Ossidiana
6 luglio 2002, ore 22.00. Si è appena concluso il laboratorio
“Facciamo che io ero” con Laura Curino, uno dei workshop
estivi per il teatro, “Al di là del mare”, sesta
edizione.
Gli allievi, nonostante la stanchezza di una giornata intensa hanno
occhi particolari, le espressioni di quando si è stati nutriti
bene, con cura, con qualità, abbondanza e, soprattutto, con amore.
Anche Laura è stanca, ha parlato, diretto, precisato, guidato,
spiegato, osservato ed ascoltato tutto il giorno…., ma non è
stanca di raccontare, e, forza della natura quale è, già
mi propone il tema per nuovo progetto a Ossidiana di cui le parlavo
ieri sera.
Così, mentre ce ne andiamo a cena, ne approfitto affinché
possa raccontare anche ai nostri lettori:
Da quanto tempo racconti?
Da quando rifilavo alle altre bambine le storie che mi raccontava mia
nonna dopo averle “rimaneggiate” un po’, naturalmente.
Cioè?
Se mia nonna raccontava vecchie storie di famiglia, io trasformavo le
zie in principesse ed era fatta.
E quando lei raccontava favole?
Allora riciclavo quelle, magari dedicandomi a precisare il linguaggio
con degli “si invaghì”, “disse”, “fanciulla”,
“destriero”.
Perché?
Perché quelle, secondo me, erano favole da vera favola.
Lo pensi ancora?
Penso che il linguaggio preciso, sia verbale che fisico, decide di una
buona narrazione quanto la forza della storia. Se anche hai una buona
storia ma la racconti male, c’è poco da fare, nessuno ti
ascolta più.
I personaggi?
I personaggi sono armi a doppio taglio: quando riesci a disegnarli bene
si assumono il ruolo di buone guide, compagni d’avventura nel
viaggio immaginario che si svolge fra platea e palco. Se sono troppi,
mal caratterizzati, confusi o sovrapposti producono lo stesso confuso
rumore di una folla vociante. La mente di chi ascolta si stanca e si
stacca, volandosene per conto suo in altri silenzi.

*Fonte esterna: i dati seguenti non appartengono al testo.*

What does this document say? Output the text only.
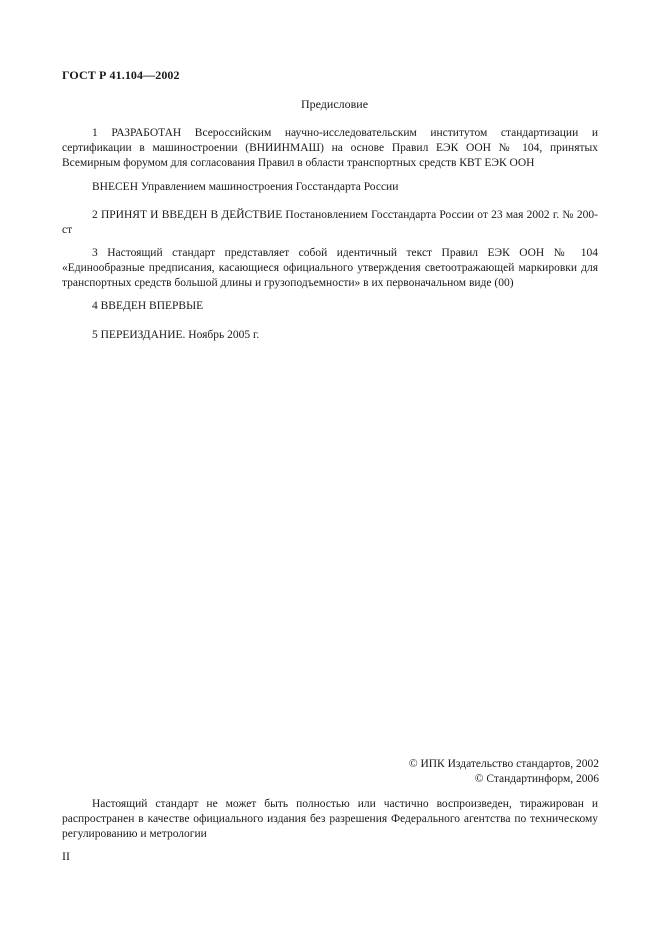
ГОСТ Р 41.104—2002
Предисловие
1 РАЗРАБОТАН Всероссийским научно-исследовательским институтом стандартизации и сертификации в машиностроении (ВНИИНМАШ) на основе Правил ЕЭК ООН № 104, принятых Всемирным форумом для согласования Правил в области транспортных средств КВТ ЕЭК ООН
ВНЕСЕН Управлением машиностроения Госстандарта России
2 ПРИНЯТ И ВВЕДЕН В ДЕЙСТВИЕ Постановлением Госстандарта России от 23 мая 2002 г. № 200-ст
3 Настоящий стандарт представляет собой идентичный текст Правил ЕЭК ООН № 104 «Единообразные предписания, касающиеся официального утверждения светоотражающей маркировки для транспортных средств большой длины и грузоподъемности» в их первоначальном виде (00)
4 ВВЕДЕН ВПЕРВЫЕ
5 ПЕРЕИЗДАНИЕ. Ноябрь 2005 г.
© ИПК Издательство стандартов, 2002
© Стандартинформ, 2006
Настоящий стандарт не может быть полностью или частично воспроизведен, тиражирован и распространен в качестве официального издания без разрешения Федерального агентства по техническому регулированию и метрологии
II
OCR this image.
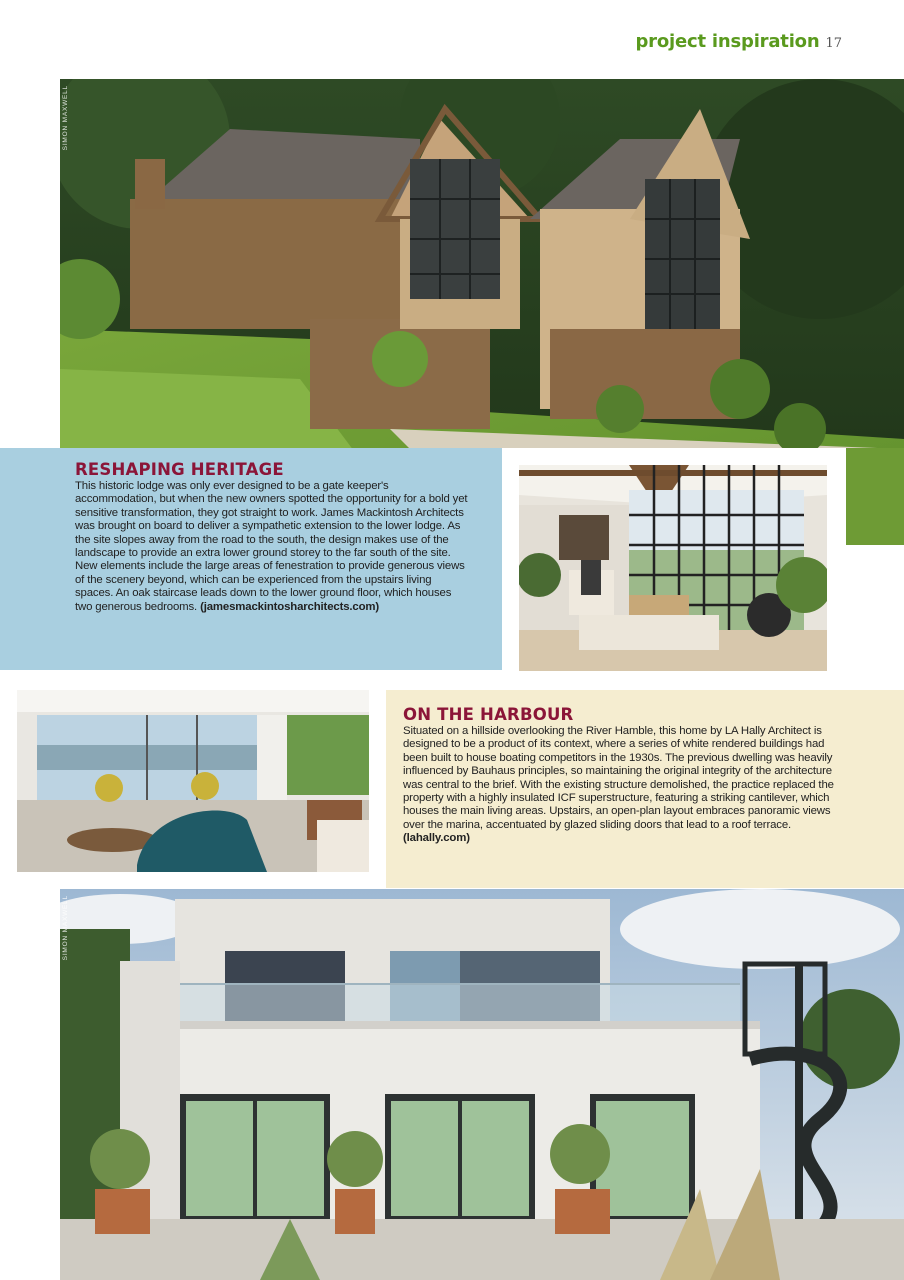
project inspiration 17
SIMON MAXWELL
RESHAPING HERITAGE
This historic lodge was only ever designed to be a gate keeper's accommodation, but when the new owners spotted the opportunity for a bold yet sensitive transformation, they got straight to work. James Mackintosh Architects was brought on board to deliver a sympathetic extension to the lower lodge. As the site slopes away from the road to the south, the design makes use of the landscape to provide an extra lower ground storey to the far south of the site. New elements include the large areas of fenestration to provide generous views of the scenery beyond, which can be experienced from the upstairs living spaces. An oak staircase leads down to the lower ground floor, which houses two generous bedrooms. (jamesmackintosharchitects.com)
ON THE HARBOUR
Situated on a hillside overlooking the River Hamble, this home by LA Hally Architect is designed to be a product of its context, where a series of white rendered buildings had been built to house boating competitors in the 1930s. The previous dwelling was heavily influenced by Bauhaus principles, so maintaining the original integrity of the architecture was central to the brief. With the existing structure demolished, the practice replaced the property with a highly insulated ICF superstructure, featuring a striking cantilever, which houses the main living areas. Upstairs, an open-plan layout embraces panoramic views over the marina, accentuated by glazed sliding doors that lead to a roof terrace. (lahally.com)
SIMON MAXWELL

Nei tuoi laboratori cosa insegni?
A raccontare storie, magari altrui, senza rinunciare alla propria.
E le tecniche?
Quelle anche, certo, vanno imparate molto bene, sperando di potersene
liberare il prima possibile.
Cioè?
Cioè quando si arriva davanti al pubblico bisognerebbe essersi
liberati dal problema “cosa racconto”, e “come racconto”,
essere diventati ormai così bravi da non preoccuparsi più
assolutamente di se stessi, ma solo dell’essere lì in quel
momento con quel pubblico. Nient’altro.
Bisogna lavorare molto “prima”, e poi abbandonarsi con fiducia
al lavoro fatto, per dedicarsi a un nuovo compito, anche più
difficile: l’ascolto.
Ascoltare il pubblico?
Esattamente. E’ molto più complicato che il semplice raccontare.
Si può imparare o è una dote innata?
L’una e l’altra cosa. La nonna, la mamma, non vanno mica
a scuola di narrazione, eppure ci sono mamme, nonne, zie, tate, che
sanno raccontare benissimo. Si fanno guidare dalla conoscenza dei loro
bambini e dall’amore. Il narratore deve sapersi guidare da sé,
anche quando non sa proprio nulla del suo pubblico, e dunque non può
amarlo di quella stessa specie d’amore.
Lì interviene la tecnica, soprattutto le tecniche d’ascolto,
che permettono di affinare le capacità: di capire di quale specie
di pubblico si tratterà stasera.
E agli allievi dei tuoi laboratori cosa insegni?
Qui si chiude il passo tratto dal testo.